A combination of the priorities cannot be addressed in isolation. Banking leaders realize the need for a unified culture, relevant innovations, skill sets and redefined objectives to complete the digital transformation journey.

Essential Innovations – The enablers

It will not come as a surprise to know that banks with better digital capabilities will have an edge on technology laggards. To cope with the lockdown, customers are showing increase in the adoption of digital channels that offer near-real-time services and are looking down on financial systems that feel slow, complex, complicated, or cumbersome.

In fact, digital adoption of financial services is now well entrenched in India, with 1/3rd of Indian households already using digital payments in one form or the other, with access to the internet and smartphone is no longer a bottleneck.
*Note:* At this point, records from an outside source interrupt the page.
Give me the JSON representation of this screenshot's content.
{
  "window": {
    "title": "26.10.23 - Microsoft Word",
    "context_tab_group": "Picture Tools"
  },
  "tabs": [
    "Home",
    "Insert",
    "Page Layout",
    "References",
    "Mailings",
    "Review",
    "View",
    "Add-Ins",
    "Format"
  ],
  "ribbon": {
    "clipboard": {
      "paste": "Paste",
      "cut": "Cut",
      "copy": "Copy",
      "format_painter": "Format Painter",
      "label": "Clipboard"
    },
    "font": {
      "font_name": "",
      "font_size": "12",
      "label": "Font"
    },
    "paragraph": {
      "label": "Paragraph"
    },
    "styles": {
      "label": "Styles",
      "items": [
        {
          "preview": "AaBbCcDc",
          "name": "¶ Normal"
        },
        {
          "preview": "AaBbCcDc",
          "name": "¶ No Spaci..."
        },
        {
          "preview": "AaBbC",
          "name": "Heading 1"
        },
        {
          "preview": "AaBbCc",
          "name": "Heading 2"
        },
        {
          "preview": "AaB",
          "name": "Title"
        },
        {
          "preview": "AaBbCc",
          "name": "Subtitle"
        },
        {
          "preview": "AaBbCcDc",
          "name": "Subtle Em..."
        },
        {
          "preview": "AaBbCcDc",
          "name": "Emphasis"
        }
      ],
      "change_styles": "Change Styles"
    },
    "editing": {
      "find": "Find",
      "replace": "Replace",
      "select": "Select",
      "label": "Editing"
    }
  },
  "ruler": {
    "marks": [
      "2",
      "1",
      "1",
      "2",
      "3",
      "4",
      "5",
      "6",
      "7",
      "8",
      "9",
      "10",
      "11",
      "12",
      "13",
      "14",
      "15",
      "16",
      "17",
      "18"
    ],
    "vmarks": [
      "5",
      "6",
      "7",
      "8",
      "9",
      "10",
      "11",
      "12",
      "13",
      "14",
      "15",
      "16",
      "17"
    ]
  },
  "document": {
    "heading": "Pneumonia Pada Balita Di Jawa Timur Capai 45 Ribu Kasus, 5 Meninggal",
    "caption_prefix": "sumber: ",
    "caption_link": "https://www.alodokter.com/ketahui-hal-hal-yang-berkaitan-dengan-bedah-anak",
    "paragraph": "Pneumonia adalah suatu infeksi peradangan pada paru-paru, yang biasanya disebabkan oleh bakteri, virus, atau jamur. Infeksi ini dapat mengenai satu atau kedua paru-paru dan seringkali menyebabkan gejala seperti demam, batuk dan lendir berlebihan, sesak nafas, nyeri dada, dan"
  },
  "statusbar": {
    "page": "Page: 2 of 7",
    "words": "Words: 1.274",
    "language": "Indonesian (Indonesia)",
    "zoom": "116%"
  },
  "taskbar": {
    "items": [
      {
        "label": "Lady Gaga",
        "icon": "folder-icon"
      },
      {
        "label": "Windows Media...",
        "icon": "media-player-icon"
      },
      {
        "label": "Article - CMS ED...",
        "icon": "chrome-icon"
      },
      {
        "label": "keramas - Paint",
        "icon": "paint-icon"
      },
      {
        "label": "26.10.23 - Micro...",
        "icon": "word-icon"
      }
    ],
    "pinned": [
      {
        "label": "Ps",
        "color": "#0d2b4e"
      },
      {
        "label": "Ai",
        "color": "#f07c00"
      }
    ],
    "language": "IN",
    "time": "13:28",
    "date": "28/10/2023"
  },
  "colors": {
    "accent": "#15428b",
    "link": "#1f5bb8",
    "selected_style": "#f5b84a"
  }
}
In this context, I believe the following innovation enablers will be an absolute necessity:

  • Artificial Intelligence: With the rising adoption of automation, robotics, chatbot and more, greater mastery over artificial intelligence will help banks ensure frictionless customer interactions, predictive support against disruptions, overcoming rising compliance requirements and more.
  • API-led banking: Application Programming Interface or APIs will increasingly facilitate synchronisation between various services, reducing dependence on legacy technology environments, and rather improve quality IT through connecting applications, data, and devices. In the Europe, Open banking is a clear example of Open API’s led banking.
  • Cloud-led innovation: Instead of upgrading IT systems in the traditional way, cloud computing allows financial institutions of any size to modernize systems and enable innovations with new technologies easier and quicker. In the near future, more use of the cloud for democratized data collection, as well as scale existing abilities with improved capacity and security of information processing, will be crucial.
  • Regulatory technology: Reg-tech is increasingly becoming the go-to solution for banks to cope up with the staggeringly high, complex, and strict regulations. Also open to consumption using APIs and SaaS models, Reg-tech will be vital for banks to meet stringent requirements without much hassles.
  • Legacy modernization: The continued use of legacy systems ends up hindering most banks’ ability to successfully commit or embark on their digital transformation journey. Modernizing outdated systems and processes will enable banks to respond faster to customers. This has to happen across their internal and external facing systems. Cutting-edge tech will be a key enabler in supporting this journey.

The crucial role of technology providers

While digital transformation is inevitable for banks, each journey has its unique story. Speed will be a common hallmark in each and every digital transformation story. This means, getting it wrong can put

banks reputation at stake. This is why driving banking transformation will require conscious contextualization, core commitment, and comprehensive competencies from technology providers. In the era of ecosystem-led financial solutions, both banks and technology providers must work hand-in-hand.

At the end of the day, the real opportunity for banks lies in their ability to win and retain their customer trust with best-of-breed service experience.